I want to be out filming soon, but this time for real, no more practice, no more lame excuses and no more dodgy sound.

Sunday, February 01, 2009

Synopsis

Today I'm taking a break from my usual work and am in the middle of wrting a synopsis for a film
a friend has shown some interest in. It's not really my usual fair, that's to say it's not a comedy.
it was a story I'd started a few years ago, I'm not exactly sure why I decided to write it, I think I may have been attempting to figure out what kind of thing I wanted to do.
The project which may or may not happen for one reason or another is a drama and is very personal, so personal in fact that I have no interest in writing it. The plan is to get it to a stage where a "real" writer can take what I have a produce a blinding script with it.
The thing is, is that I'm really close to it and even just attempting to get back into it is hard work.
There are no jokes in the script, in fact it's a pretty grim story.
Still I suppose its a challenge to write outside of the comfort zone of fart and knob gags.

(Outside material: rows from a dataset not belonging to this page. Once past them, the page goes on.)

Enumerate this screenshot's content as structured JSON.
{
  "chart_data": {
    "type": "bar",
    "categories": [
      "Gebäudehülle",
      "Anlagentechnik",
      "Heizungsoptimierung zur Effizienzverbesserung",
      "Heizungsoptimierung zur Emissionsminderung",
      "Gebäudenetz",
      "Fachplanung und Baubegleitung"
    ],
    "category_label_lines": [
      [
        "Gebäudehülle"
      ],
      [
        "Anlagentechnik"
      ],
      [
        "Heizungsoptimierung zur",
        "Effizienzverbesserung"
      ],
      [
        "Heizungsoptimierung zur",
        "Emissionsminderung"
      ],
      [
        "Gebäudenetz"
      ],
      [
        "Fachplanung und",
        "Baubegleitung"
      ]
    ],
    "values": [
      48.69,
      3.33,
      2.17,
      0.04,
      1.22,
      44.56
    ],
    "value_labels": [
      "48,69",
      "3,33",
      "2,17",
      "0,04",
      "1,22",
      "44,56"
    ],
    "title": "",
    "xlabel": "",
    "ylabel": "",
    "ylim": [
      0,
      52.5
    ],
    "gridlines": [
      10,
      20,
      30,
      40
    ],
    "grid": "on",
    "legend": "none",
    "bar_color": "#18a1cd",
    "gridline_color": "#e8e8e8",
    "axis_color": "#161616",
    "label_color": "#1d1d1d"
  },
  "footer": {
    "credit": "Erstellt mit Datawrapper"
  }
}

Saturday, January 24, 2009

I haven't blogged for a while, actually I've not had the inclination for one reason or another. The
last few weeks have been really stressful, I'm hoping that now there may be some light at the end of the tunnel.
I've had to let things slide a bit recently, I've been pressed into doing other things.
I'm currently waiting to find some time to mix the sound on the remaining sketches. I'm aware that they are not really good enough. It's been a good few weeks since I've been concentrating on the Half Hour, Half Hour, now I have to get back on the horse and try and finish the package.
I have decided that I want to shoot a section, I knew I would have to do this sooner rather than later.
If and when it happens I'm going to do it right this time, no shoddy sound or image problems. There won't be any second chances.